From July 2018 to July 2020, Seiwert was artistic director of the Sacramento Ballet.

In April 2023, Seiwert was named Associate Artistic Director of Smuin Ballet and became Artistic Director for the company's 31st Season in Fall 2024, following the retirement of Celia Fushille. Seiwert's company Amy Seiwert's Imagery will close in Spring 2024.

== Choreographic style ==
Amy Seiwert is known for her willingness to take creative risks to innovate classical ballet choreography. Seiwert incorporates contemporary themes, narratives, music, and collaborators. Rita Felciano of the San Francisco Bay Guardian has said Seiwert, "...quite possibly is the Bay Area’s most original dance thinker, taking what some consider a dead language and using it as a 21st-century lingo to tell us something about who we are.”
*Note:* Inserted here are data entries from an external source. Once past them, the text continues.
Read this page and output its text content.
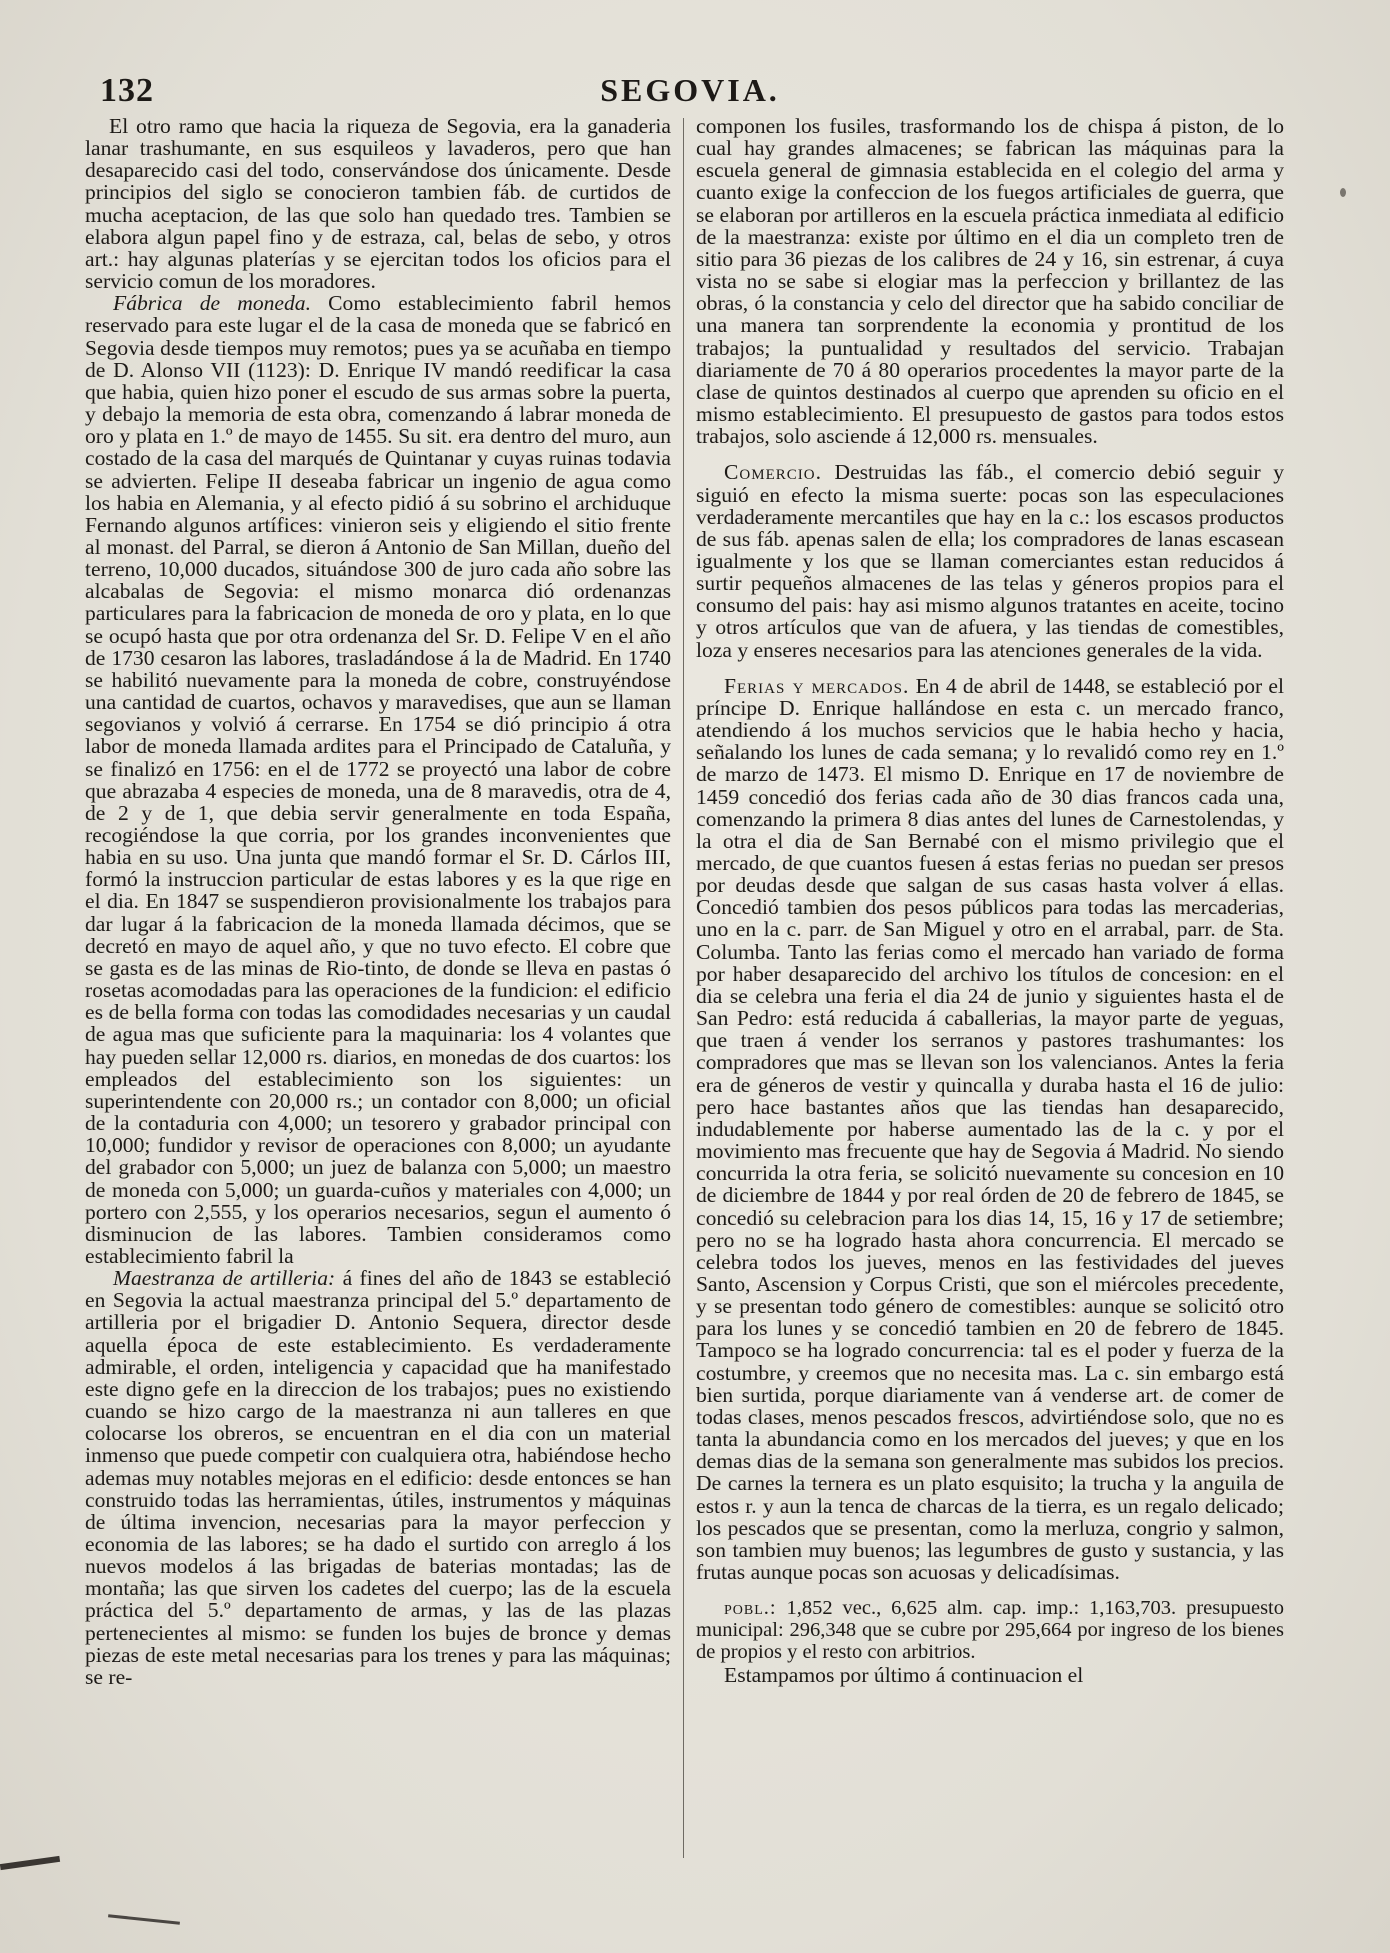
132	SEGOVIA.

El otro ramo que hacia la riqueza de Segovia, era la ganaderia lanar trashumante, en sus esquileos y lavaderos, pero que han desaparecido casi del todo, conservándose dos únicamente. Desde principios del siglo se conocieron tambien fáb. de curtidos de mucha aceptacion, de las que solo han quedado tres. Tambien se elabora algun papel fino y de estraza, cal, belas de sebo, y otros art.: hay algunas platerías y se ejercitan todos los oficios para el servicio comun de los moradores.

Fábrica de moneda. Como establecimiento fabril hemos reservado para este lugar el de la casa de moneda que se fabricó en Segovia desde tiempos muy remotos; pues ya se acuñaba en tiempo de D. Alonso VII (1123): D. Enrique IV mandó reedificar la casa que habia, quien hizo poner el escudo de sus armas sobre la puerta, y debajo la memoria de esta obra, comenzando á labrar moneda de oro y plata en 1.º de mayo de 1455. Su sit. era dentro del muro, aun costado de la casa del marqués de Quintanar y cuyas ruinas todavia se advierten. Felipe II deseaba fabricar un ingenio de agua como los habia en Alemania, y al efecto pidió á su sobrino el archiduque Fernando algunos artífices: vinieron seis y eligiendo el sitio frente al monast. del Parral, se dieron á Antonio de San Millan, dueño del terreno, 10,000 ducados, situándose 300 de juro cada año sobre las alcabalas de Segovia: el mismo monarca dió ordenanzas particulares para la fabricacion de moneda de oro y plata, en lo que se ocupó hasta que por otra ordenanza del Sr. D. Felipe V en el año de 1730 cesaron las labores, trasladándose á la de Madrid. En 1740 se habilitó nuevamente para la moneda de cobre, construyéndose una cantidad de cuartos, ochavos y maravedises, que aun se llaman segovianos y volvió á cerrarse. En 1754 se dió principio á otra labor de moneda llamada ardites para el Principado de Cataluña, y se finalizó en 1756: en el de 1772 se proyectó una labor de cobre que abrazaba 4 especies de moneda, una de 8 maravedis, otra de 4, de 2 y de 1, que debia servir generalmente en toda España, recogiéndose la que corria, por los grandes inconvenientes que habia en su uso. Una junta que mandó formar el Sr. D. Cárlos III, formó la instruccion particular de estas labores y es la que rige en el dia. En 1847 se suspendieron provisionalmente los trabajos para dar lugar á la fabricacion de la moneda llamada décimos, que se decretó en mayo de aquel año, y que no tuvo efecto. El cobre que se gasta es de las minas de Rio-tinto, de donde se lleva en pastas ó rosetas acomodadas para las operaciones de la fundicion: el edificio es de bella forma con todas las comodidades necesarias y un caudal de agua mas que suficiente para la maquinaria: los 4 volantes que hay pueden sellar 12,000 rs. diarios, en monedas de dos cuartos: los empleados del establecimiento son los siguientes: un superintendente con 20,000 rs.; un contador con 8,000; un oficial de la contaduria con 4,000; un tesorero y grabador principal con 10,000; fundidor y revisor de operaciones con 8,000; un ayudante del grabador con 5,000; un juez de balanza con 5,000; un maestro de moneda con 5,000; un guarda-cuños y materiales con 4,000; un portero con 2,555, y los operarios necesarios, segun el aumento ó disminucion de las labores. Tambien consideramos como establecimiento fabril la

Maestranza de artilleria: á fines del año de 1843 se estableció en Segovia la actual maestranza principal del 5.º departamento de artilleria por el brigadier D. Antonio Sequera, director desde aquella época de este establecimiento. Es verdaderamente admirable, el orden, inteligencia y capacidad que ha manifestado este digno gefe en la direccion de los trabajos; pues no existiendo cuando se hizo cargo de la maestranza ni aun talleres en que colocarse los obreros, se encuentran en el dia con un material inmenso que puede competir con cualquiera otra, habiéndose hecho ademas muy notables mejoras en el edificio: desde entonces se han construido todas las herramientas, útiles, instrumentos y máquinas de última invencion, necesarias para la mayor perfeccion y economia de las labores; se ha dado el surtido con arreglo á los nuevos modelos á las brigadas de baterias montadas; las de montaña; las que sirven los cadetes del cuerpo; las de la escuela práctica del 5.º departamento de armas, y las de las plazas pertenecientes al mismo: se funden los bujes de bronce y demas piezas de este metal necesarias para los trenes y para las máquinas; se re-

componen los fusiles, trasformando los de chispa á piston, de lo cual hay grandes almacenes; se fabrican las máquinas para la escuela general de gimnasia establecida en el colegio del arma y cuanto exige la confeccion de los fuegos artificiales de guerra, que se elaboran por artilleros en la escuela práctica inmediata al edificio de la maestranza: existe por último en el dia un completo tren de sitio para 36 piezas de los calibres de 24 y 16, sin estrenar, á cuya vista no se sabe si elogiar mas la perfeccion y brillantez de las obras, ó la constancia y celo del director que ha sabido conciliar de una manera tan sorprendente la economia y prontitud de los trabajos; la puntualidad y resultados del servicio. Trabajan diariamente de 70 á 80 operarios procedentes la mayor parte de la clase de quintos destinados al cuerpo que aprenden su oficio en el mismo establecimiento. El presupuesto de gastos para todos estos trabajos, solo asciende á 12,000 rs. mensuales.

Comercio. Destruidas las fáb., el comercio debió seguir y siguió en efecto la misma suerte: pocas son las especulaciones verdaderamente mercantiles que hay en la c.: los escasos productos de sus fáb. apenas salen de ella; los compradores de lanas escasean igualmente y los que se llaman comerciantes estan reducidos á surtir pequeños almacenes de las telas y géneros propios para el consumo del pais: hay asi mismo algunos tratantes en aceite, tocino y otros artículos que van de afuera, y las tiendas de comestibles, loza y enseres necesarios para las atenciones generales de la vida.

Ferias y mercados. En 4 de abril de 1448, se estableció por el príncipe D. Enrique hallándose en esta c. un mercado franco, atendiendo á los muchos servicios que le habia hecho y hacia, señalando los lunes de cada semana; y lo revalidó como rey en 1.º de marzo de 1473. El mismo D. Enrique en 17 de noviembre de 1459 concedió dos ferias cada año de 30 dias francos cada una, comenzando la primera 8 dias antes del lunes de Carnestolendas, y la otra el dia de San Bernabé con el mismo privilegio que el mercado, de que cuantos fuesen á estas ferias no puedan ser presos por deudas desde que salgan de sus casas hasta volver á ellas. Concedió tambien dos pesos públicos para todas las mercaderias, uno en la c. parr. de San Miguel y otro en el arrabal, parr. de Sta. Columba. Tanto las ferias como el mercado han variado de forma por haber desaparecido del archivo los títulos de concesion: en el dia se celebra una feria el dia 24 de junio y siguientes hasta el de San Pedro: está reducida á caballerias, la mayor parte de yeguas, que traen á vender los serranos y pastores trashumantes: los compradores que mas se llevan son los valencianos. Antes la feria era de géneros de vestir y quincalla y duraba hasta el 16 de julio: pero hace bastantes años que las tiendas han desaparecido, indudablemente por haberse aumentado las de la c. y por el movimiento mas frecuente que hay de Segovia á Madrid. No siendo concurrida la otra feria, se solicitó nuevamente su concesion en 10 de diciembre de 1844 y por real órden de 20 de febrero de 1845, se concedió su celebracion para los dias 14, 15, 16 y 17 de setiembre; pero no se ha logrado hasta ahora concurrencia. El mercado se celebra todos los jueves, menos en las festividades del jueves Santo, Ascension y Corpus Cristi, que son el miércoles precedente, y se presentan todo género de comestibles: aunque se solicitó otro para los lunes y se concedió tambien en 20 de febrero de 1845. Tampoco se ha logrado concurrencia: tal es el poder y fuerza de la costumbre, y creemos que no necesita mas. La c. sin embargo está bien surtida, porque diariamente van á venderse art. de comer de todas clases, menos pescados frescos, advirtiéndose solo, que no es tanta la abundancia como en los mercados del jueves; y que en los demas dias de la semana son generalmente mas subidos los precios. De carnes la ternera es un plato esquisito; la trucha y la anguila de estos r. y aun la tenca de charcas de la tierra, es un regalo delicado; los pescados que se presentan, como la merluza, congrio y salmon, son tambien muy buenos; las legumbres de gusto y sustancia, y las frutas aunque pocas son acuosas y delicadísimas.

pobl.: 1,852 vec., 6,625 alm. cap. imp.: 1,163,703. presupuesto municipal: 296,348 que se cubre por 295,664 por ingreso de los bienes de propios y el resto con arbitrios.

Estampamos por último á continuacion el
== Awards and recognition ==

- 1999 Winner, Le Festival des Arts de Saint-Sauveur Choreography Competition
- 2000 Choreographer in Residence, Le Festival des Arts de Saint-Sauveur
- 2005 Dance Magazine: "25 to Watch"
- 2006, 2009 Invited to New York City Ballet's Choreographic Institute
- 2007, 2010, 2015, 2016, San Francisco Chronicle: "Top 10 Dance Events"
- 2010 San Francisco Bay Guardian: "Goldie"
- 2011 Nominee, Isadora Duncan Award for Outstanding Choreography for White Noise
- 2012 Nominee, Isadora Duncan Award for Outstanding Choreography for Requiem
- 2012 Nominee, Isadora Duncan Award for Outstanding Choreography for When It Frays
- 2014 Nominee, Isadora Duncan Award for Outstanding Choreography for Devil Ties My Tongue
- 2015 Second Place, McCallum Theater Choreography Festival
- 2015 Winner, Isadora Duncan Award for Outstanding Choreography for Back To
- 2020 Nominee, Isadora Duncan Award for Outstanding Choreography for Renaissance
- 2021 "Office Hours" Artist Residency at the Kennedy Center's The REACH
- 2023 Winner, Isadora Duncan Award for Outstanding Achievement in a Revival, Dear Miss Cline, Smuin Ballet

== Support ==
Amy Seiwert's work has been supported by the National Endowment for the Arts, San Francisco Grants for the Arts, Kenneth Rainin Foundation, California Arts Council, Fleishhacker Foundation, New Music USA, and the Zellerbach Family Foundation.